Link 5: Algorithms of Predictive Text

Jamie has such a unique interface and design on her blog site that one is immediately drawn in to want to start exploring her space. On the site home page, which feels almost futuristic she has utilized a completely different design to any other blog site I have seen in the course. She has made use of visual “cards” to display her individual posts, that give a quick view of the content that the post will contain and is visually inviting to the reader of her site- you get to pick from the onset what post looks like it might be interesting to you. They act almost as little teasers of what’s to come and I love looking at these cards. Most of my peers, including myself, make use of a scrolling main home page.

Once a post has been selected on Jamie’s site, you are taken to that post and all other menus disappear from view. Instead your mode of navigation to other posts becomes the arrows positioned at either end of the post or by clicking on her page name to go back to the main page. Additionally you could also go to the linking assignment from within a post. In that regard, the navigation feels a little more restricted than the open flow of my own blog design that allows movement between categories a little more effortlessly.
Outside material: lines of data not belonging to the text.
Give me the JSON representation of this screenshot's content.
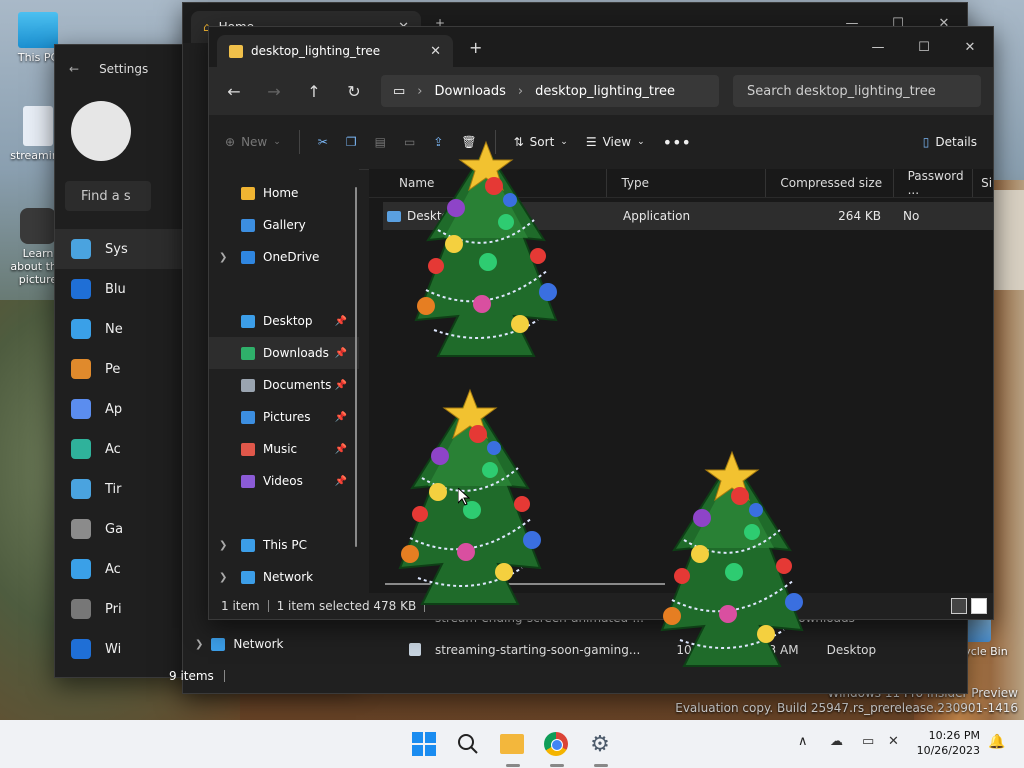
{
  "desktop": {
    "icons": [
      {
        "label": "This PC"
      },
      {
        "label": "streaming"
      },
      {
        "label": "Learn about this picture"
      }
    ],
    "recycle_bin": "Recycle Bin",
    "watermark": {
      "line1": "Windows 11 Pro Insider Preview",
      "line2": "Evaluation copy. Build 25947.rs_prerelease.230901-1416"
    }
  },
  "settings_window": {
    "title": "Settings",
    "search_placeholder": "Find a s",
    "items": [
      {
        "label": "Sys",
        "icon": "display-icon",
        "color": "#4aa3df"
      },
      {
        "label": "Blu",
        "icon": "bluetooth-icon",
        "color": "#1f6fd6"
      },
      {
        "label": "Ne",
        "icon": "wifi-icon",
        "color": "#3aa0e8"
      },
      {
        "label": "Pe",
        "icon": "brush-icon",
        "color": "#e08a2c"
      },
      {
        "label": "Ap",
        "icon": "apps-icon",
        "color": "#5b8def"
      },
      {
        "label": "Ac",
        "icon": "account-icon",
        "color": "#2fb29b"
      },
      {
        "label": "Tir",
        "icon": "clock-icon",
        "color": "#4aa3df"
      },
      {
        "label": "Ga",
        "icon": "gamepad-icon",
        "color": "#8b8b8b"
      },
      {
        "label": "Ac",
        "icon": "accessibility-icon",
        "color": "#3aa0e8"
      },
      {
        "label": "Pri",
        "icon": "shield-icon",
        "color": "#777"
      },
      {
        "label": "Wi",
        "icon": "update-icon",
        "color": "#1f6fd6"
      }
    ]
  },
  "explorer_back": {
    "tab_title": "Home",
    "nav": [
      {
        "label": "Network"
      }
    ],
    "items_count": "9 items",
    "rows": [
      {
        "name": "stream-ending-screen-animated-...",
        "location": "Downloads"
      },
      {
        "name": "streaming-starting-soon-gaming...",
        "date": "10/26/2023 9:53 AM",
        "location": "Desktop"
      }
    ]
  },
  "explorer_front": {
    "tab_title": "desktop_lighting_tree",
    "new_tab": "+",
    "breadcrumb": [
      "Downloads",
      "desktop_lighting_tree"
    ],
    "search_placeholder": "Search desktop_lighting_tree",
    "commands": {
      "new": "New",
      "sort": "Sort",
      "view": "View",
      "details": "Details"
    },
    "nav": [
      {
        "label": "Home",
        "icon": "home-icon",
        "color": "#f0b432",
        "chevron": false,
        "pin": false
      },
      {
        "label": "Gallery",
        "icon": "gallery-icon",
        "color": "#3c8ee0",
        "chevron": false,
        "pin": false
      },
      {
        "label": "OneDrive",
        "icon": "cloud-icon",
        "color": "#2f86e0",
        "chevron": true,
        "pin": false
      },
      {
        "label": "Desktop",
        "icon": "desktop-icon",
        "color": "#3c9ee8",
        "chevron": false,
        "pin": true
      },
      {
        "label": "Downloads",
        "icon": "download-icon",
        "color": "#2fb06a",
        "chevron": false,
        "pin": true
      },
      {
        "label": "Documents",
        "icon": "document-icon",
        "color": "#9aa4b0",
        "chevron": false,
        "pin": true
      },
      {
        "label": "Pictures",
        "icon": "pictures-icon",
        "color": "#3c8ee0",
        "chevron": false,
        "pin": true
      },
      {
        "label": "Music",
        "icon": "music-icon",
        "color": "#e0574a",
        "chevron": false,
        "pin": true
      },
      {
        "label": "Videos",
        "icon": "videos-icon",
        "color": "#8b5bd6",
        "chevron": false,
        "pin": true
      },
      {
        "label": "This PC",
        "icon": "pc-icon",
        "color": "#3c9ee8",
        "chevron": true,
        "pin": false
      },
      {
        "label": "Network",
        "icon": "network-icon",
        "color": "#3c9ee8",
        "chevron": true,
        "pin": false
      }
    ],
    "columns": [
      "Name",
      "Type",
      "Compressed size",
      "Password ...",
      "Si"
    ],
    "files": [
      {
        "name": "Desktop",
        "type": "Application",
        "size": "264 KB",
        "password": "No"
      }
    ],
    "status": {
      "count": "1 item",
      "selected": "1 item selected  478 KB"
    }
  },
  "taskbar": {
    "time": "10:26 PM",
    "date": "10/26/2023"
  }
}
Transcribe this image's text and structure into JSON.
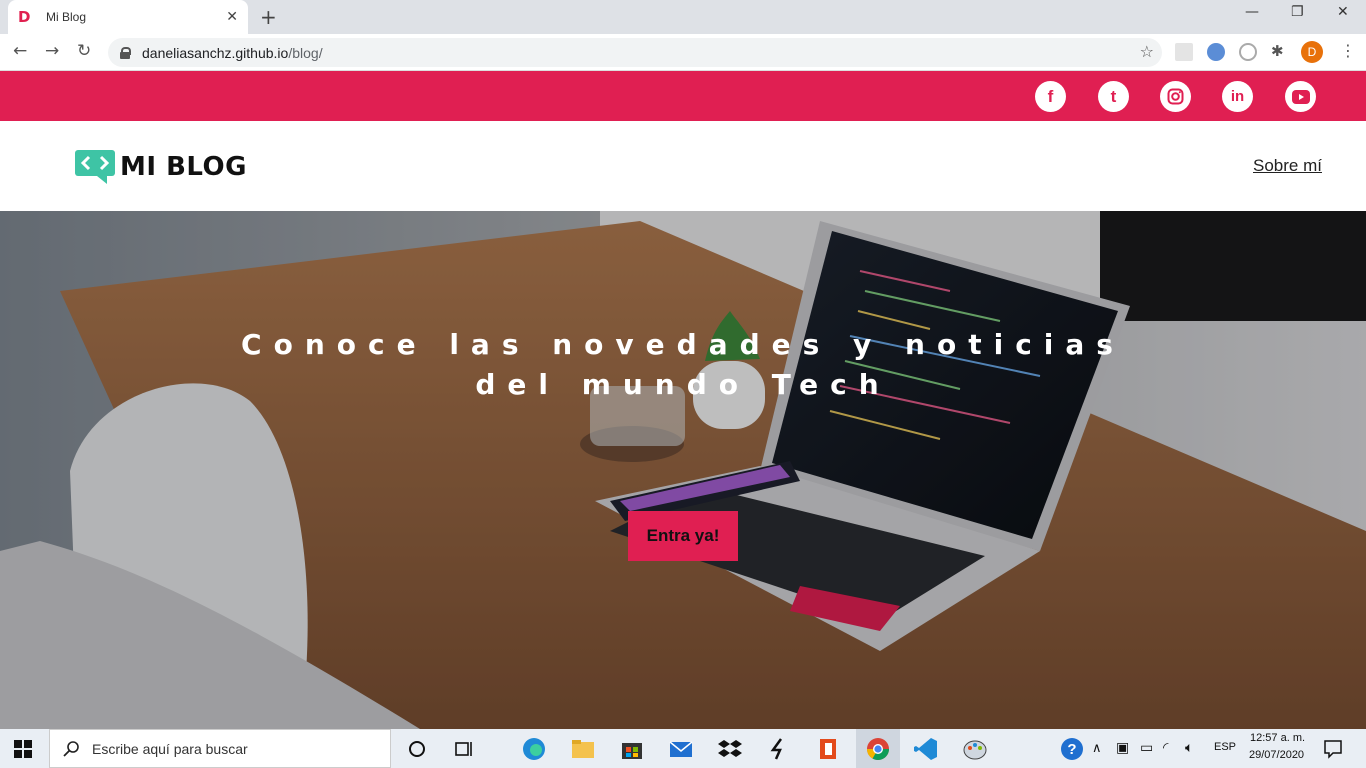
{
  "browser": {
    "tab_title": "Mi Blog",
    "favicon_letter": "D",
    "url_host": "daneliasanchz.github.io",
    "url_path": "/blog/",
    "profile_initial": "D"
  },
  "social": [
    {
      "name": "facebook",
      "glyph": "f"
    },
    {
      "name": "tumblr",
      "glyph": "t"
    },
    {
      "name": "instagram",
      "glyph": ""
    },
    {
      "name": "linkedin",
      "glyph": "in"
    },
    {
      "name": "youtube",
      "glyph": ""
    }
  ],
  "header": {
    "logo_text": "MI BLOG",
    "nav_about": "Sobre mí"
  },
  "hero": {
    "title": "Conoce las novedades y noticias del mundo Tech",
    "cta": "Entra ya!"
  },
  "taskbar": {
    "search_placeholder": "Escribe aquí para buscar",
    "language": "ESP",
    "time": "12:57 a. m.",
    "date": "29/07/2020"
  },
  "colors": {
    "accent": "#e01f52",
    "logo_green": "#3ec4a5"
  }
}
For my fifth linking assignment post I chose to compare our submissions for Task 11. I love that Jamie always gives her readers a well-curated experience of the topic at hand each week in her posts. She never has a post without additional resources available to us all to extend the discussion points of the week with Task 11 not being any different. In this task, we both ended up taking on small experiments with predictive text and ended up with very similar conclusions drawn at the end. She made use of WhatsApp and Facebook to test whether the use of these technologies would have influenced the predictive text options given for the same questions where as my own experiment involved changing the language on my phone and testing whether any sensible message could be constructed without me knowing what I was selecting. I think we both were slightly disturbed and upset by the results of our experiments.

Absolutely it was possible to construct some message with these technologies but what they lacked was our own voices in those messages. Taking away our choice had robbed us both of feeling as if there was any realness in the messages created and they could in no way truly represent us. We both clearly share similar concerns for a future in which algorithms such as those used in predictive text software limits our choices and continually prevents us from expressing our individuality. The implications of a world in which humans cannot freely express themselves seems bizarre right now but that might change in the next decade or so (given how fast technology is evolving). I hope that as more people become aware of the trade-offs being made between convenience and individuality that we will consider more closely the use of algorithms and the implications of entwining them with our daily lives so extensively.